Anthropic and OpenAI issued identical warnings Tuesday: any share transfer without board approval is void. Buyers using unauthorized channels-direct sales, special purpose vehicles (SPVs), tokenized interests, or forward contracts-will not be recognized as shareholders.
Anthropic published a blocklist of unauthorized platforms, including regulated marketplaces Forge Global and Hiive. The company stated any sale or transfer without board approval is "void," not voidable.
OpenAI used nearly identical language, declaring unauthorized sales carry "no economic value."

The tokenized market reacted sharply. The Anthropic token on PreStocks dropped from $1400 to $900; OpenAI's equivalent crashed from $1400 to $900 in 24 hours.

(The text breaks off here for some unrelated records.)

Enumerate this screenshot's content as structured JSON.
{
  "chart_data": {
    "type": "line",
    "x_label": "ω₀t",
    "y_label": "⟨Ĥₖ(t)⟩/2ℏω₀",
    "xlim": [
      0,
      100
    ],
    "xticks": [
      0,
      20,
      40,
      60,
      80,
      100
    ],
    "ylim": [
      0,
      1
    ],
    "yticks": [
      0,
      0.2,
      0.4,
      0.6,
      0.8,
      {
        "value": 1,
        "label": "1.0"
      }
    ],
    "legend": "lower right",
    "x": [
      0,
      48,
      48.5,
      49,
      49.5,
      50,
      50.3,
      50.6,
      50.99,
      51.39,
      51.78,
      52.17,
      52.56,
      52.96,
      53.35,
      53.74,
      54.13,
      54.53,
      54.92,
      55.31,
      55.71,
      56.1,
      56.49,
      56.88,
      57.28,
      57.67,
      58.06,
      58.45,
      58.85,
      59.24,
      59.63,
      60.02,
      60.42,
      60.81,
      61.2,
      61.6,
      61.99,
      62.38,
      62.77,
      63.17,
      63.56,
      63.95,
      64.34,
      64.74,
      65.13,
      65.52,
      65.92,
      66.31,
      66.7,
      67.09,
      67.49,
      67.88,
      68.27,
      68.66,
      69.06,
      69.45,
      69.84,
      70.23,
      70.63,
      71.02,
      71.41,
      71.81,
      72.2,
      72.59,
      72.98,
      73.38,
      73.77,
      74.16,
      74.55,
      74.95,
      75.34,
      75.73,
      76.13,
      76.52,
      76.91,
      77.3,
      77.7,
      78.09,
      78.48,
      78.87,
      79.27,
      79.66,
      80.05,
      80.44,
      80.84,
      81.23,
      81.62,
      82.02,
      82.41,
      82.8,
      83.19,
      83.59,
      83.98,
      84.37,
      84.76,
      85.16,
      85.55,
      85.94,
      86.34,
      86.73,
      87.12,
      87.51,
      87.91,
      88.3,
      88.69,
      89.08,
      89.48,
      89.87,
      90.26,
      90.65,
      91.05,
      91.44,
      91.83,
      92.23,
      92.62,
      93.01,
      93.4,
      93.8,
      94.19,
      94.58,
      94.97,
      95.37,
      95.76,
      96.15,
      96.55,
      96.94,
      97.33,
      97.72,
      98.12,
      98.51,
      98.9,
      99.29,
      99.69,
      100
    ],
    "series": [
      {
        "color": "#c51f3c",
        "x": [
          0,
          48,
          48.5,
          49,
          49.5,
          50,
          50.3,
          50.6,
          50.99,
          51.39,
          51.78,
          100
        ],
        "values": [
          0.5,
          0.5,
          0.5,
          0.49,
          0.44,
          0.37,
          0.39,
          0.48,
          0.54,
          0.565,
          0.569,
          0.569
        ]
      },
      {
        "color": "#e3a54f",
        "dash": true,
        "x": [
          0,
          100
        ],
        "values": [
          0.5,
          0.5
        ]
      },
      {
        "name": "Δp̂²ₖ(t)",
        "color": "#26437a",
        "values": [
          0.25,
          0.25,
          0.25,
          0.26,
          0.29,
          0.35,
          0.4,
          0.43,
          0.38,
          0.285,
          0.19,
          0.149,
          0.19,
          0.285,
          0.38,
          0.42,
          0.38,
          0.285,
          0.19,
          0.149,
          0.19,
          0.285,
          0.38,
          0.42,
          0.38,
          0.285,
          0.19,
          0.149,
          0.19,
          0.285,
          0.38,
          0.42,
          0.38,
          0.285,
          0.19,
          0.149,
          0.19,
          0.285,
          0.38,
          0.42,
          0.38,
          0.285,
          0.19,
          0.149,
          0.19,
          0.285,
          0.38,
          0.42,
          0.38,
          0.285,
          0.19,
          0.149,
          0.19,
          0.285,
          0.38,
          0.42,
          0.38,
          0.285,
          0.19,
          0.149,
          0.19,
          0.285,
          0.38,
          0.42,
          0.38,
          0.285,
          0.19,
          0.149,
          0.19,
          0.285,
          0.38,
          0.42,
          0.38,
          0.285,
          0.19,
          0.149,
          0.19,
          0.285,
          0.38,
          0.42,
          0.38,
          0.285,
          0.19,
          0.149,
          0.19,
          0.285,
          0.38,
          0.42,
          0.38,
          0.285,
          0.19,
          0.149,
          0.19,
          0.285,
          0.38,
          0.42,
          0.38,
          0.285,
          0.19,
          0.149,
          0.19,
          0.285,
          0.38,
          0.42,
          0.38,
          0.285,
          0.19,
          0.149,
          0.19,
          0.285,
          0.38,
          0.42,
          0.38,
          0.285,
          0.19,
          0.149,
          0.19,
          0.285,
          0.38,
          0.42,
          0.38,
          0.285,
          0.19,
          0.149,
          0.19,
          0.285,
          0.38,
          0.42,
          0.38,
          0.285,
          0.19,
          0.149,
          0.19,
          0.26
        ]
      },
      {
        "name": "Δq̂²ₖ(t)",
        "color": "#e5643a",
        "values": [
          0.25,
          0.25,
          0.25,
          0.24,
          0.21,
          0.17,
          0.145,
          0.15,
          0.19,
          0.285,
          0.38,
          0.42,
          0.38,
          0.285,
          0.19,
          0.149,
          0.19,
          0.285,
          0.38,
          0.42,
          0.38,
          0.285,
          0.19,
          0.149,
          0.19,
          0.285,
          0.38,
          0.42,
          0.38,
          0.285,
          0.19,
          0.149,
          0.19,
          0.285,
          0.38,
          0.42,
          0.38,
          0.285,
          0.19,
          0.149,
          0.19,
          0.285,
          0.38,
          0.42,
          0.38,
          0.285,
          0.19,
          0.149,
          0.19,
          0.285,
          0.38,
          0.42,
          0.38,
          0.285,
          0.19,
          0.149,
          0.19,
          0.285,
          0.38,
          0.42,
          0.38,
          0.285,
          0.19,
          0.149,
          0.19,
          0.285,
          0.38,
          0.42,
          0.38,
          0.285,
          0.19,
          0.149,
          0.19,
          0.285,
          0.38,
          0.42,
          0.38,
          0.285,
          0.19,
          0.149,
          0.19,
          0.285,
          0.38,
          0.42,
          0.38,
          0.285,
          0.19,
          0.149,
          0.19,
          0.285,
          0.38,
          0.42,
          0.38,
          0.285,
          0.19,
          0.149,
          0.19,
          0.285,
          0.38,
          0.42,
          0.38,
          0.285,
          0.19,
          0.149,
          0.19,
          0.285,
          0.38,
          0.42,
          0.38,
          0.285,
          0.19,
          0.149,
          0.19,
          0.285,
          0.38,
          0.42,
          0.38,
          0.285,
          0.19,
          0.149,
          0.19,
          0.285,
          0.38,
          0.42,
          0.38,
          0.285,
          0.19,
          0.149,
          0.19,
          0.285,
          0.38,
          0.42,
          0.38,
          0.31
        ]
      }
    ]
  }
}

Both companies emphasized that authorized tender offers-like OpenAI's October 2025 sale allowing 600+ employees to sell $6.6 billion in vested shares to institutional buyers-remain valid.
The crackdown targets layered SPVs, tokenized wrappers, and platform listings that bypass company consent. Robinhood Ventures Fund I's $75 million OpenAI purchase three weeks ago faces uncertainty; OpenAI has not confirmed approving that transfer.
Anthropic's annualized revenue surged from $9 billion to $30 billion in a single quarter, driven by Claude Code, with Amazon committed to investing up to $25 billion.